On the flip side, if you keep your current job and have to take on side gigs, you may also be working long hours.
posted by acoutu at 2:59 PM on August 10, 2007


Response by poster: Where I am at now is this...

The money is probably too good to pass up. We have debt, and the budget is tight. If nothing else, that financial stress creates tension and frustration between my wife and I.

However I have some pretty strict guidelines on what I need from a job - one thing is that I am not willing to sell myself to an employer. I want/need a 9-5 job. I simply am not wiling to take a job that will have me working long hours all the time.

As yet this is something I haven't discussed with the new place. So it could be a deal breaker.

That is the reason I have avoided freelance work, it takes my all-to-little free time. And the tax on contract work becomes pretty extreme for me.

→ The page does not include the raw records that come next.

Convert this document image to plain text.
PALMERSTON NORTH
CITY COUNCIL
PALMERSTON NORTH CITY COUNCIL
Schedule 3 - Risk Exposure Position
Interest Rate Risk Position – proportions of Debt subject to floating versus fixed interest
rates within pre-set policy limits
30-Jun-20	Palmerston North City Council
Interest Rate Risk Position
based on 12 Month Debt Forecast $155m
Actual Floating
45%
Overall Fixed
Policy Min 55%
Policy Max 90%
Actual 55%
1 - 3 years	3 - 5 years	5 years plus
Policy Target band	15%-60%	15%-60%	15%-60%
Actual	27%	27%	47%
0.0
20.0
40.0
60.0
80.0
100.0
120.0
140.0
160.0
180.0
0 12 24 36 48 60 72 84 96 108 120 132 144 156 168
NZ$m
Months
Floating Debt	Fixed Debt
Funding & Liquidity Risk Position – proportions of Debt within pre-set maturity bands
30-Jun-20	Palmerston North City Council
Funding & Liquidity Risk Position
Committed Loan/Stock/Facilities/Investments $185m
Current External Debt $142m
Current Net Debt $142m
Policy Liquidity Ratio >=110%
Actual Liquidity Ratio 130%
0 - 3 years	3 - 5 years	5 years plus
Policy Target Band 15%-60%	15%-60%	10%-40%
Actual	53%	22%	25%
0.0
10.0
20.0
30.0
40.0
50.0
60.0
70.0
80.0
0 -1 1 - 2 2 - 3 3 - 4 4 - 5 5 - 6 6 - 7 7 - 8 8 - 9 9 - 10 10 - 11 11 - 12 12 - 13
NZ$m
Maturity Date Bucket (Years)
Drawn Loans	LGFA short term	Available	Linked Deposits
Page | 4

The way I see it is this - it's not a job that will give me as much flexibility and diversity as my current one. But at the same time, it's far from being a job I would hate. If it turns to shit, I have a number of other options I can pursue, and shouldn't end up any worse off than I am now. By making it easier to pay of my debts and loosen the financial noose a little, I think my home-life will be less stressful as well, and overall probably make me a little happier.

Thanks for all the advise, and I think it fairly well echoed my own internal dialogue.